I have been working on a web scraper in python to scrape Google Finance, but I can't find the specific tag I'm looking for using the find() method. Finally, I got so annoyed that I decided to write the returned data to a file and look for it myself. So I wrote it to testing.html in the same directory, and opened it with Google Chromium so I could use the inspect tool. Within minutes, I found the element I was looking for. What am i doing wrong? My code is attached below:

import dryscrape

session = dryscrape.Session()


def get(url):
    global session
    try:
        session.visit(url)
        data = session.body()
    except:
        print('Connection Failed')
    return str(data)

def save(price, stockname):
    pass

def extract(data):
    return data.find('<div class="YMLKec fxKbKc">')

class following():
    apple = "https://www.google.com/finance/quote/AAPL:NASDAQ"
    tesla = "https://www.google.com/finance/quote/TSLA:NASDAQ"
    google = "https://www.google.com/finance/quote/GOOGL:NASDAQ"
    amazon = "https://www.google.com/finance/quote/AMZN:NASDAQ"
    microsoft = "https://www.google.com/finance/quote/MSFT:NASDAQ"
    netflix = "https://www.google.com/finance/quote/NFLX:NASDAQ"
    def __init__():
        global apple
        global tesla
        global google
        global amazon
        global microsoft
        global netflix
        save(extract(get(following.apple)), following.apple)
        save(extract(get(following.tesla)), following.tesla)
        save(extract(get(following.google)), following.google)
        save(extract(get(following.amazon)), following.amazon)
        save(extract(get(following.microsoft)), following.microsoft)
        save(extract(get(following.netflix)), following.netflix)

f = open("testing.html")
print(extract(f.read()))
f.close()
ShortsKing
  • 47
  • 1
  • 8
  • Maybe the class description is individual and changes after each reload? And why are you not using BeautifulSoup for parsing the HTML? Makes work much easier imho. –  Oct 24 '21 at 16:05
  • i only need one value, so i think beautiful soup is kinda overkill. and i checked, the class has been the exact same for the past three days. @js-on – ShortsKing Oct 24 '21 at 16:11
  • it could be useful to see the slice of the html source that your looking for, could add it as part of your question? – cards Oct 24 '21 at 16:17
  • Can you verify that the string you're looking for is present within testing.html? If you found it with the Inspection Tools, the content is maybe loaded by some javascript and can't be fetched that easily. That only a theory, dunno how dryscraper is working. –  Oct 24 '21 at 16:20
  • it seems as though your theory is correct. how would i track down where to get the actual data? @js-on – ShortsKing Oct 24 '21 at 16:32
  • 1
    Delete cache and cookies of the site, clear all entries within the network tab of your Inspection Tool and Ctrl + F5 (reload) the page. If all data has been fetched, search for the string and you'll hopefully get the correct source of the data. –  Oct 24 '21 at 16:34
  • The value is within the downloaded page but I can't find it in Python as well. –  Oct 24 '21 at 16:46

2 Answers2

0

Why don't you try using requests and BeautifulSoup library instead. The following is what I meant.

import requests
from bs4 import BeautifulSoup


class following():

    def __init__(self):
        self.session = requests.Session()
        self.session.headers['User-Agent'] = 'Mozilla/5.0 (Windows NT 6.1) AppleWebKit/537.36 (KHTML, like Gecko) Chrome/88.0.4324.104 Safari/537.36'

    def get_last_price(self,link):
        r = self.session.get(link)
        return BeautifulSoup(r.text,"lxml")

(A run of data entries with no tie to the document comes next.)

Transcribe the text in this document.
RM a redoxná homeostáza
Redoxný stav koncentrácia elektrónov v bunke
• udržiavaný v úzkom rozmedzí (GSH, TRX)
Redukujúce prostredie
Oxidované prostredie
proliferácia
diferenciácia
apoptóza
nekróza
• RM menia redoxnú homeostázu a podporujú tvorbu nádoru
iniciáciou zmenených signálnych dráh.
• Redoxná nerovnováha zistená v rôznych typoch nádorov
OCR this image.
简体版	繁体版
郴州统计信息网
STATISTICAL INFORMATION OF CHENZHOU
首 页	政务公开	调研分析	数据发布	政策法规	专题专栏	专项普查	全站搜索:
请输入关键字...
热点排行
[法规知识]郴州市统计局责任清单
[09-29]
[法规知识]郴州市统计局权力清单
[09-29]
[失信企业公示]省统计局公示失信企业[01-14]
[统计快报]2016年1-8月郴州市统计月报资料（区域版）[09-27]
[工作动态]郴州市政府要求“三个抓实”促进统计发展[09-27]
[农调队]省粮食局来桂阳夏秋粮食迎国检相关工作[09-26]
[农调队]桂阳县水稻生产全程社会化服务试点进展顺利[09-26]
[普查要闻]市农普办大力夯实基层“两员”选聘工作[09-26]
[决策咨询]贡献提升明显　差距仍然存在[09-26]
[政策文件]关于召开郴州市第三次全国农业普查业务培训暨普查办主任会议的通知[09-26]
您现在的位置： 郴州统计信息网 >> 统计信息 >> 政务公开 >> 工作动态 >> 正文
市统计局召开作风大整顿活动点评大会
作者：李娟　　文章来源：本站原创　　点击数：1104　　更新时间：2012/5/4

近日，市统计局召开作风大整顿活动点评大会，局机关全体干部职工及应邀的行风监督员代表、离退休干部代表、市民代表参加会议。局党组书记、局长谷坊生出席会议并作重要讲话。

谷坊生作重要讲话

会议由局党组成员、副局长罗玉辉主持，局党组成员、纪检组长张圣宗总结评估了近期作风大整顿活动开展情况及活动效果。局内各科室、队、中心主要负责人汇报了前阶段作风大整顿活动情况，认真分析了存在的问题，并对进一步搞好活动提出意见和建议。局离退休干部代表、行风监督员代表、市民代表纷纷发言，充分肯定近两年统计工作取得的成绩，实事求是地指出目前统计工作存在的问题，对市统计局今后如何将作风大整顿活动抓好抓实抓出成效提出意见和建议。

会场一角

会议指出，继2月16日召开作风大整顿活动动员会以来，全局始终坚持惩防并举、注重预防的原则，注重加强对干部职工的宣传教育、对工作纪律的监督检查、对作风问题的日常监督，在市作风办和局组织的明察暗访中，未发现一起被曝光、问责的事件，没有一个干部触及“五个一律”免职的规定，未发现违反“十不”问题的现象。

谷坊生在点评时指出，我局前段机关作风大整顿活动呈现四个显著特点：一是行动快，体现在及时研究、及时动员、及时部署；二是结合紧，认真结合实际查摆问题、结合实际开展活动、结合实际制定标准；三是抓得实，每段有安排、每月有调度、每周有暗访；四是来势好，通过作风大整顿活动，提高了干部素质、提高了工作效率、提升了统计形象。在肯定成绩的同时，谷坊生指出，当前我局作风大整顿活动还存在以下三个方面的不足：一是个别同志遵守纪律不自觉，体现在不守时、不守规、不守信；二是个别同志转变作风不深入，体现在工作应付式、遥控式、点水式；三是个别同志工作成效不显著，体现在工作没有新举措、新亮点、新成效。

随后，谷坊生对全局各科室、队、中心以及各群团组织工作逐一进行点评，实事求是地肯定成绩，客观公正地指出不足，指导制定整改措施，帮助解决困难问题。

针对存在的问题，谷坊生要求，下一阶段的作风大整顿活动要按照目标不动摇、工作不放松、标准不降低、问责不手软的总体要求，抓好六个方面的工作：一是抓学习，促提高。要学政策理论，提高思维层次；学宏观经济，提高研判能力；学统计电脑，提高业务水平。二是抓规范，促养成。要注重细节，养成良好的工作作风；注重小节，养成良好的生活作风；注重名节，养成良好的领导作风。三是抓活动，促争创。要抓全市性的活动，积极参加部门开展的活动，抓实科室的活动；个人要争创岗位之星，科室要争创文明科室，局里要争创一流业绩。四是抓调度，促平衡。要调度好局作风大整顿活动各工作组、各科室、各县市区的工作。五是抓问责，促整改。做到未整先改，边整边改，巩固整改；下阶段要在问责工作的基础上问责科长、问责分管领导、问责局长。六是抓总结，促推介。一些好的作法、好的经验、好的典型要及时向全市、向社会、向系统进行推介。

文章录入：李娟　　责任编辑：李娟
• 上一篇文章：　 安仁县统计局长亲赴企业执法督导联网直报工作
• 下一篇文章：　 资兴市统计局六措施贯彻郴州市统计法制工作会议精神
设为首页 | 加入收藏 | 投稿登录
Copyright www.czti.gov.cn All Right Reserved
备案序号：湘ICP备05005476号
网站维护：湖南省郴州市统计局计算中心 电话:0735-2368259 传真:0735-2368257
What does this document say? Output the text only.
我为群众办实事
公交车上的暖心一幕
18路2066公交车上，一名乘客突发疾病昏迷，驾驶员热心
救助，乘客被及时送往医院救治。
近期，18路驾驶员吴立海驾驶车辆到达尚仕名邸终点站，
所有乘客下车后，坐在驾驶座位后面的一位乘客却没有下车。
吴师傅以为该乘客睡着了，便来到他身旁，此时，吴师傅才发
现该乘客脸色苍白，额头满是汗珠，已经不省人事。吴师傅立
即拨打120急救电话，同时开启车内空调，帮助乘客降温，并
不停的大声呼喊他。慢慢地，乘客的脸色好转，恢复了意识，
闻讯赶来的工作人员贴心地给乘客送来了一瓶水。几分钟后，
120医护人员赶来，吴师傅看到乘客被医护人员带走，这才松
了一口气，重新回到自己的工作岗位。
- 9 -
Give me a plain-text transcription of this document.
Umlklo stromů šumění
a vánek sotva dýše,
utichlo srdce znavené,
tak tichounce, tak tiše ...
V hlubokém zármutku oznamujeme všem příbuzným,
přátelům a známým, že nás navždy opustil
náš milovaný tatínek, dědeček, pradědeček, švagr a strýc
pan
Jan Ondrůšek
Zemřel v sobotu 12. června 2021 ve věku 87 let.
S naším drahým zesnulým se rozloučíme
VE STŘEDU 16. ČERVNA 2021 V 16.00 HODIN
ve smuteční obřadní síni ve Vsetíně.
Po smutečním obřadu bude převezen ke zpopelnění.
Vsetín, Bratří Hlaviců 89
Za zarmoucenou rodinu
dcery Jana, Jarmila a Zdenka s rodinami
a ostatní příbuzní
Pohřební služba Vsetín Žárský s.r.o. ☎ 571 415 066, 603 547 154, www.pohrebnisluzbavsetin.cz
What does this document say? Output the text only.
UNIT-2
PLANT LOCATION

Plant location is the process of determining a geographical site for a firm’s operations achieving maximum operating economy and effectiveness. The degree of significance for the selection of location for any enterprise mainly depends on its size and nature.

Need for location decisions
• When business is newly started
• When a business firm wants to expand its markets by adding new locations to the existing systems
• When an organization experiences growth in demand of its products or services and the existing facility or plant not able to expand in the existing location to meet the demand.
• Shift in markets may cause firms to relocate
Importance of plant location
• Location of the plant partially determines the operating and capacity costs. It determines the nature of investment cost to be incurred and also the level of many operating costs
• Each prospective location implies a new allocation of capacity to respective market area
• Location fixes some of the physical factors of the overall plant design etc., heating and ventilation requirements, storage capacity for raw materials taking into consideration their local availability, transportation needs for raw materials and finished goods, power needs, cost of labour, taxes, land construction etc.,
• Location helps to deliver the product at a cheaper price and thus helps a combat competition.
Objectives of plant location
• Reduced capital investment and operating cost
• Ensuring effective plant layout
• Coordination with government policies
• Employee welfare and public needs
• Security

    def extract(self,soup):
        return soup.select_one("[data-exchange='NASDAQ']")['data-last-price']


if __name__ == '__main__':
    base = "https://www.google.com/finance/quote/{}:NASDAQ"
    scraper = following()

    for ticker in ['AAPL','TSLA','GOOGL','AMZN','MSFT','NFLX']:
        soup_object = scraper.get_last_price(base.format(ticker))
        print(scraper.extract(soup_object))
SMTH
  • 67
  • 1
  • 4
  • 17
0

Found the issue: It's not YMLKec but YMlKec. Not a capital L.

data = open("testing.html", "r").read()
class_ = "YMlKec fxKbKc"
print(data.find(class_))
>>> 992880